What structural change occurs in Barrett oesophagus?
Metaplasia: squamous epithelium → intestinal-type columnar epithelium.
A patient with chronic diarrhoea undergoes stool testing and is found to have very low levels of faecal elastase.
What organ dysfunction does this test primarily detect?
Pancreatic exocrine insufficiency.
Why does biliary colic radiate to the right shoulder?
Gallbladder irritation stimulates diaphragm → phrenic nerve referral → right shoulder pain.
Why is colonoscopy considered the gold standard for colonic investigation?
Direct visualisation + biopsy + therapeutic capability.
Why can metoclopramide cause extrapyramidal side effects?
Central D2 blockade in basal ganglia → dopaminergic imbalance → Parkinson-like symptoms.
Why does chronic reflux predispose to oesophageal adenocarcinoma?
Chronic acid injury → metaplasia → dysplasia → adenocarcinoma risk.
Explain the mechanism of vomiting triggered by mucosal injury.
Mucosal injury → serotonin release from enterochromaffin cells → 5HT3 activation on vagal afferents → CTZ → vomiting centre.
Why does pancreatic inflammation cause back pain?
Pancreas is retroperitoneal → inflammation refers pain to posterior spinal nerves → back pain.
How does the urea breath test detect H. pylori infection?
H. pylori urease splits labelled urea → labelled CO₂ detected in breath.
How does loperamide reduce diarrhoea?
Peripheral μ-opioid receptor activation → reduced motility → increased water absorption.
Why can gallstones cause pancreatitis?
Stone obstructs ampulla of Vater → pancreatic enzyme outflow blocked → pancreatic inflammation.
A patient presents with post-prandial right upper quadrant pain that radiates to the shoulder after eating fatty meals.
Cholecystokinin (CCK).
List GI alarm features (red flags) and explain why
investigation rather than IBS diagnosis is important.
Alarm features (bleeding, weight loss, age >50, noctural symptoms) suggest structural disease such as malignancy or IBD rather than functional IBS.
A patient presents with chronic watery diarrhoea but normal colonoscopy findings.
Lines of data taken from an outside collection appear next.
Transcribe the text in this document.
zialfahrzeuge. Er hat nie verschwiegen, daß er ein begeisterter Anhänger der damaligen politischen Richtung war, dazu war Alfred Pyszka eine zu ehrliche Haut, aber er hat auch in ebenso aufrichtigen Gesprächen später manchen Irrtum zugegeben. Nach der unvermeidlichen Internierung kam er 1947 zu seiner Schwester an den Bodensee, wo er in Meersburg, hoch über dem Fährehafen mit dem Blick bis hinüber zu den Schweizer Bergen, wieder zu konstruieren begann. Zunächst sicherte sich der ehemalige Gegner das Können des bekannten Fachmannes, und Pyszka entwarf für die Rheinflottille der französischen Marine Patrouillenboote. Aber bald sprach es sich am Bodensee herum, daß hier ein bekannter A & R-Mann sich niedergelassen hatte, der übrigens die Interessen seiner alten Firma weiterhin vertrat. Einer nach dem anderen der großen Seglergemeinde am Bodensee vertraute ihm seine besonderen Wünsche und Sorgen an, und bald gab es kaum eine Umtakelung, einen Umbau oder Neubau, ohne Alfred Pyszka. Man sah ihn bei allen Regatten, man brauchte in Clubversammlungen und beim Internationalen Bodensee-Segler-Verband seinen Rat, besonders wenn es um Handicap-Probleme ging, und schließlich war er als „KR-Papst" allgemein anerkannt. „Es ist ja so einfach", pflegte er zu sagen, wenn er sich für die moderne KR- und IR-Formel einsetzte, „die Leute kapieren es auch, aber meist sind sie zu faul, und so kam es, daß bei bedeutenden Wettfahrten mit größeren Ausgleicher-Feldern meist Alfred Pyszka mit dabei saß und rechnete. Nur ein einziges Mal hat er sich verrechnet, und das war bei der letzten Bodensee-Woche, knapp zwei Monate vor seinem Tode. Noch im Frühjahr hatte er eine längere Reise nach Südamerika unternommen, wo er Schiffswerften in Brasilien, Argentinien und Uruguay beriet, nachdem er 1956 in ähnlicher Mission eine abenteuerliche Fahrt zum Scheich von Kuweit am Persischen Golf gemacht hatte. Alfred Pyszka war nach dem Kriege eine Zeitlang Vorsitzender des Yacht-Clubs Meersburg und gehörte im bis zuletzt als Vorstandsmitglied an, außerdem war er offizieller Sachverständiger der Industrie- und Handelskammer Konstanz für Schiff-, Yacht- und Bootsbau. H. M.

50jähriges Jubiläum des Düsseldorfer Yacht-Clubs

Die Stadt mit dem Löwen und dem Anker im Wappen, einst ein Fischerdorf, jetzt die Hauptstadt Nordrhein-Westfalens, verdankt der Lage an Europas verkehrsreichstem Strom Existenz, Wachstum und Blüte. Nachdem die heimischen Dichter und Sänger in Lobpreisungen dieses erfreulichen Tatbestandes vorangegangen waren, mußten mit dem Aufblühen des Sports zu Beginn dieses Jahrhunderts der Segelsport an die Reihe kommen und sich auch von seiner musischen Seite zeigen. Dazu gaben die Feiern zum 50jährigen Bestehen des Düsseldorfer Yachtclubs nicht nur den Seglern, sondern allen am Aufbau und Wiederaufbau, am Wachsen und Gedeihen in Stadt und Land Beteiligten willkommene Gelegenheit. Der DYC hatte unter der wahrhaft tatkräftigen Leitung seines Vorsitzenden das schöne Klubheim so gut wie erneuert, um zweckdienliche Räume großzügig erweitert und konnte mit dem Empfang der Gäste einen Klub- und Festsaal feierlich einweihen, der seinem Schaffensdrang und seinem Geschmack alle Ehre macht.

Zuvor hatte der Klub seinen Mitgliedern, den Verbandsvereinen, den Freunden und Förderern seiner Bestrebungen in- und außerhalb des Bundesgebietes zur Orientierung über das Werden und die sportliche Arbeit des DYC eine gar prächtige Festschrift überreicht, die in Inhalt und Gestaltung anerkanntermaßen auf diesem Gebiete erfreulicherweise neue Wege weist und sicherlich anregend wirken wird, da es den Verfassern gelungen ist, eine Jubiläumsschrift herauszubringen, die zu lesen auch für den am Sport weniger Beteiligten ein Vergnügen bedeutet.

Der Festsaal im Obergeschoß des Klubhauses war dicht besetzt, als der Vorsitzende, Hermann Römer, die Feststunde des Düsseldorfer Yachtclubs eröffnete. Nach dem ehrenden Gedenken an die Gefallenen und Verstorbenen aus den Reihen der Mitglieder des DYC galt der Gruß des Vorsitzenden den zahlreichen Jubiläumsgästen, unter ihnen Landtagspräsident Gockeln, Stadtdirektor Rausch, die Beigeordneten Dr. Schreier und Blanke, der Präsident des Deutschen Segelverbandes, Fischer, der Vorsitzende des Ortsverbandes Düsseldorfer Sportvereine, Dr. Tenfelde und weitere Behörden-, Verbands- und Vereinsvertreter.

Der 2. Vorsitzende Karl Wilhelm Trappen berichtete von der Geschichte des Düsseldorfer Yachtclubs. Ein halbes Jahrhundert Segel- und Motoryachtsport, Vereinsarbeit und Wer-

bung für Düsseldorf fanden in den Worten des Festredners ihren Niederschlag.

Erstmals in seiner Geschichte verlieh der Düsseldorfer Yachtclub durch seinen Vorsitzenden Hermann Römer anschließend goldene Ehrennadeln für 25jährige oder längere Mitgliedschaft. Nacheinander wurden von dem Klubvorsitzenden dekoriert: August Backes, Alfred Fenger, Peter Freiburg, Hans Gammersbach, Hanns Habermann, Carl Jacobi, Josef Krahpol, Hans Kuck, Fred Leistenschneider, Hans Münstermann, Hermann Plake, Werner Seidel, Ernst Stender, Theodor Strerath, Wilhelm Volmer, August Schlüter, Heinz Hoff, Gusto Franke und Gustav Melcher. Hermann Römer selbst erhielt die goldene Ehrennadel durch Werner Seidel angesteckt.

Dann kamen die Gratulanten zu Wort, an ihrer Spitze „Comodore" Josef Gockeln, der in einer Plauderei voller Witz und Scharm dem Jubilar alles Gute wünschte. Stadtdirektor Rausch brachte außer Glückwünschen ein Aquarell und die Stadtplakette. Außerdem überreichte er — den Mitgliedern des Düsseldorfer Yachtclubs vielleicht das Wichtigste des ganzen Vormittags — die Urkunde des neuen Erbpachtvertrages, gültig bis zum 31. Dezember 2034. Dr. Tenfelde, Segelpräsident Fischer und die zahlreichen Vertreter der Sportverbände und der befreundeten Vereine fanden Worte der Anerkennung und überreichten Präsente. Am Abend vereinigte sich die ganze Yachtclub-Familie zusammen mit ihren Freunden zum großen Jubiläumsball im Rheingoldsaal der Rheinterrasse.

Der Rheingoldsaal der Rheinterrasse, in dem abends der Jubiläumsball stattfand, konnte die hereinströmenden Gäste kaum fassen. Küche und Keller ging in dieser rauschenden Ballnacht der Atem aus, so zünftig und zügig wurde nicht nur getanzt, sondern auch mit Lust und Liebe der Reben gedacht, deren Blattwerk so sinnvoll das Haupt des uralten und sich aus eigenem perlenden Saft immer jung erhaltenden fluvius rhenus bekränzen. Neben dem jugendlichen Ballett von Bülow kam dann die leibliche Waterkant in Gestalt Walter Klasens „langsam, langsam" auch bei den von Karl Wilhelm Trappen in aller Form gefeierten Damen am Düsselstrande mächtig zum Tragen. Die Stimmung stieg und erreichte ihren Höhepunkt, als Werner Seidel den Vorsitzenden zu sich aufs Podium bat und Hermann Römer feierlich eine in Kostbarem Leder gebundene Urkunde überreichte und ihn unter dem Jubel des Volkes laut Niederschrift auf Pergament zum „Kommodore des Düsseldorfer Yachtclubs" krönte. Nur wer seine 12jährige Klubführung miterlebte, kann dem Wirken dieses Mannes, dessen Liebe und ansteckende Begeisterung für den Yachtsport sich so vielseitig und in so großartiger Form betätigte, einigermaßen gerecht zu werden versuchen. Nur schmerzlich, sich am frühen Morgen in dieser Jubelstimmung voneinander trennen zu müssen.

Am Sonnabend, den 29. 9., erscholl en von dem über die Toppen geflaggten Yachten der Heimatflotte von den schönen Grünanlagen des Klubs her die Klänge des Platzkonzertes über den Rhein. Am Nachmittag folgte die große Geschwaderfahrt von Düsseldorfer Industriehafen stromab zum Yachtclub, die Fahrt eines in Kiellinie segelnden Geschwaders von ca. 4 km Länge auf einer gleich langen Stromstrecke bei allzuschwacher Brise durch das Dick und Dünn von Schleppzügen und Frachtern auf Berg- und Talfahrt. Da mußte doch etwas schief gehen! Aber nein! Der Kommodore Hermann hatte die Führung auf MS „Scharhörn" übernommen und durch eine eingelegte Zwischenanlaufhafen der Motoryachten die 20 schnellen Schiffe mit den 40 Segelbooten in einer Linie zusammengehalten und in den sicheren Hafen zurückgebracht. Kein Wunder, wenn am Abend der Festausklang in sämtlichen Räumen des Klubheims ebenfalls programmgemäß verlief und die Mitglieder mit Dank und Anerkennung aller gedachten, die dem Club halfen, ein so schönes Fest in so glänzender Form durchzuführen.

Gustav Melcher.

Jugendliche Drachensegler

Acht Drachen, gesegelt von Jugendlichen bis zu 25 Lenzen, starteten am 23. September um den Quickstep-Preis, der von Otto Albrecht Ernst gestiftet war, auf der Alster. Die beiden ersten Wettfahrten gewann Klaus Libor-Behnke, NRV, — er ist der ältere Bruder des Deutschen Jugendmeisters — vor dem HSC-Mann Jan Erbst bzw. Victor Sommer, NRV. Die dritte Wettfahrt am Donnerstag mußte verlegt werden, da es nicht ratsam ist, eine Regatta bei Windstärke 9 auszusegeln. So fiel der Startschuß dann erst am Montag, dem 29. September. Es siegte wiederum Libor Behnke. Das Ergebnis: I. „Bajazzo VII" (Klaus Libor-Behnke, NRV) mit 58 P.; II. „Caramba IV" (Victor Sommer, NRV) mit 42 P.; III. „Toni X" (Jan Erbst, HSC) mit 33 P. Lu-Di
Stool testing reveals high levels of bile acids entering the colon.
Which pathophysiological defect in intestinal absorption most likely explains this result?
Bile salt malabsorption due to impaired ileal reabsorption of bile acids, leading to excess bile acids in the colon that stimulate secretion and motility → diarrhoea.
What drug class is domperidone and what are the potential dangerous cardaic effects.
selective peripheral dopamine (D2) receptor antagonist.
Arrhythmia, QT prolongation and CYP3A4 interactions → torsades de pointes risk.
Why does Boerhaave syndrome cause severe mediastinal infection?
Full-thickness oesophageal rupture → leakage of gastric contents into mediastinum → mediastinitis and sepsis.